Duane Michals
[Photographer, b. 1932, McKeesport, Pennsylvania, lives in New York.]

 Not having gone to photography school, I never learned the rules. 
 Trust that little voice in your head that says “Wouldn’t it be interesting if...” And then do it. 
 You go to these schools, and the kids all show you gorgeous prints of water running over pebbles. I’d rather see a not-so-gorgeous mistake of a brilliant idea, an idea that maybe the kid didn’t even know how to solve technically, but who cares, because he’s talking about something incredible. It’s not the medium, it’s the message for me. 
 Don’t try to be an artist: try to be true. If your vision is honest, art will find you. 

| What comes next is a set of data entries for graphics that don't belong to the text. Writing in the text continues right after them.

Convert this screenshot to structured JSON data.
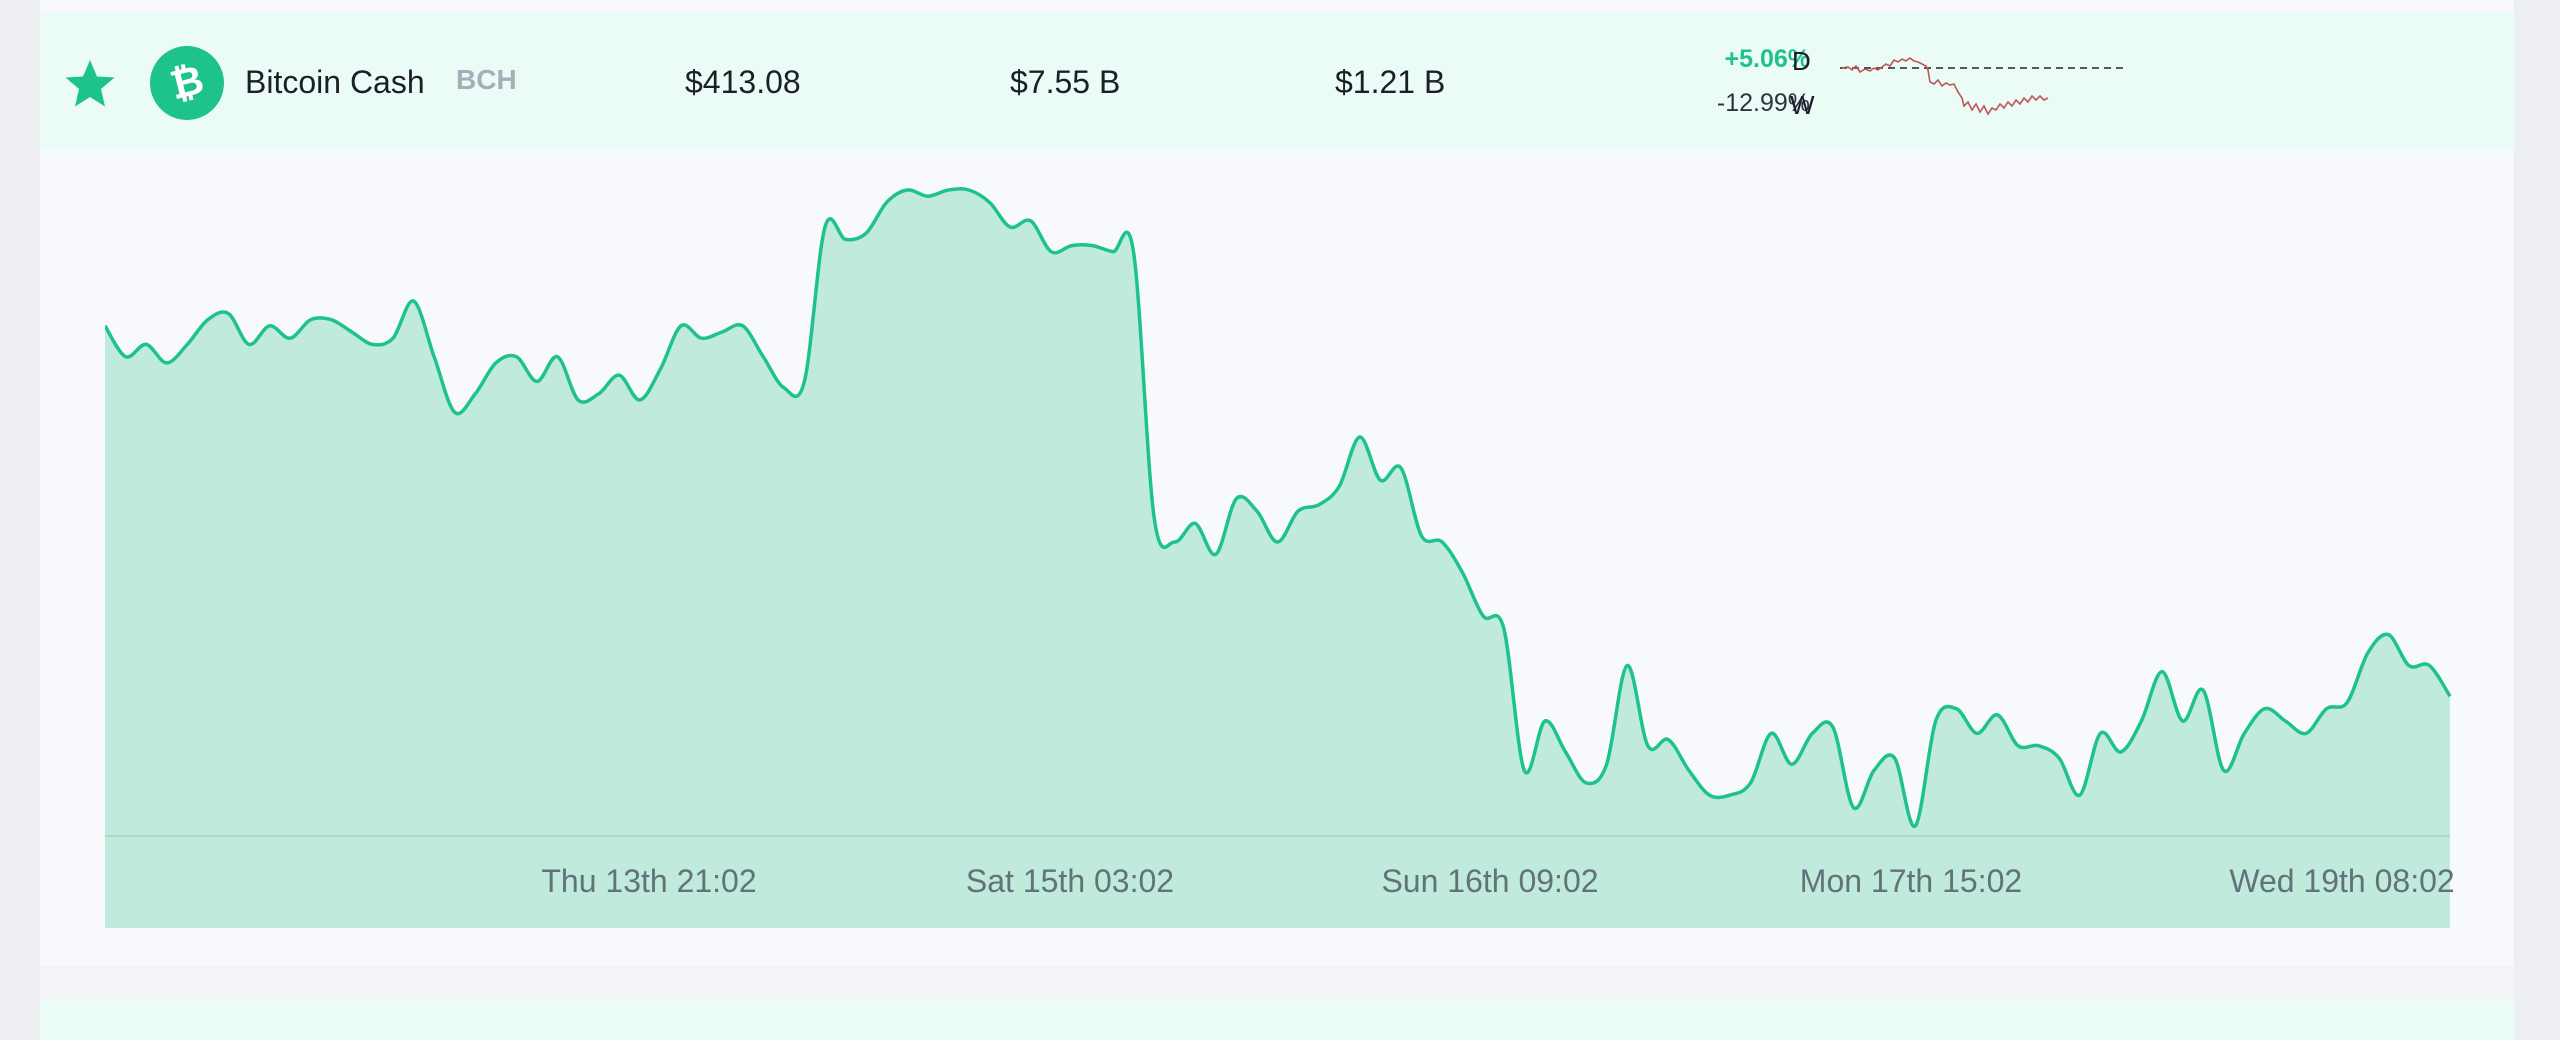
{
  "coin": {
    "name": "Bitcoin Cash",
    "symbol": "BCH",
    "price": "$413.08",
    "market_cap": "$7.55 B",
    "volume": "$1.21 B",
    "change_day": "+5.06%",
    "change_day_label": "D",
    "change_week": "-12.99%",
    "change_week_label": "W",
    "favorite": true,
    "logo_icon": "bitcoin-cash-logo-icon",
    "star_icon": "star-icon"
  },
  "colors": {
    "accent": "#1ec28b",
    "area_fill": "#c0eadb",
    "sparkline_down": "#c0555a",
    "row_bg": "#eafcf5"
  },
  "chart_data": {
    "type": "area",
    "x_tick_labels": [
      "Thu 13th 21:02",
      "Sat 15th 03:02",
      "Sun 16th 09:02",
      "Mon 17th 15:02",
      "Wed 19th 08:02"
    ],
    "values": [
      450,
      445,
      447,
      444,
      447,
      451,
      452,
      447,
      450,
      448,
      451,
      451,
      449,
      447,
      448,
      454,
      445,
      436,
      439,
      444,
      445,
      441,
      445,
      438,
      439,
      442,
      438,
      443,
      450,
      448,
      449,
      450,
      445,
      440,
      441,
      466,
      464,
      465,
      470,
      472,
      471,
      472,
      472,
      470,
      466,
      467,
      462,
      463,
      463,
      462,
      462,
      419,
      415,
      418,
      413,
      422,
      420,
      415,
      420,
      421,
      424,
      432,
      425,
      427,
      416,
      415,
      410,
      403,
      401,
      378,
      386,
      381,
      376,
      379,
      395,
      382,
      383,
      378,
      374,
      374,
      376,
      384,
      379,
      384,
      385,
      372,
      378,
      380,
      369,
      386,
      388,
      384,
      387,
      382,
      382,
      380,
      374,
      384,
      381,
      386,
      394,
      386,
      391,
      378,
      384,
      388,
      386,
      384,
      388,
      389,
      397,
      400,
      395,
      395,
      390
    ]
  }
}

 Photography is an art, but it will always be a lesser art, always, because of the way in which the majority of photographers use a camera. They lack the most essential ingredient: total invention. 
 How foolish of me to have believed that it would be that easy. I had confused the appearance of trees and automobiles and people with reality itself and believed that a photograph of these appearances to be a photograph of it. It is a melancholy truth that I will never be able to photograph it and can only fail. I am a reflection photographing other reflections within a reflection. To photograph reality is to photograph nothing. 
 The craft of photography is to the final image what grammar is to literature. 
 Photography to me is a matter of thinking rather than looking, it’s revelation, not description.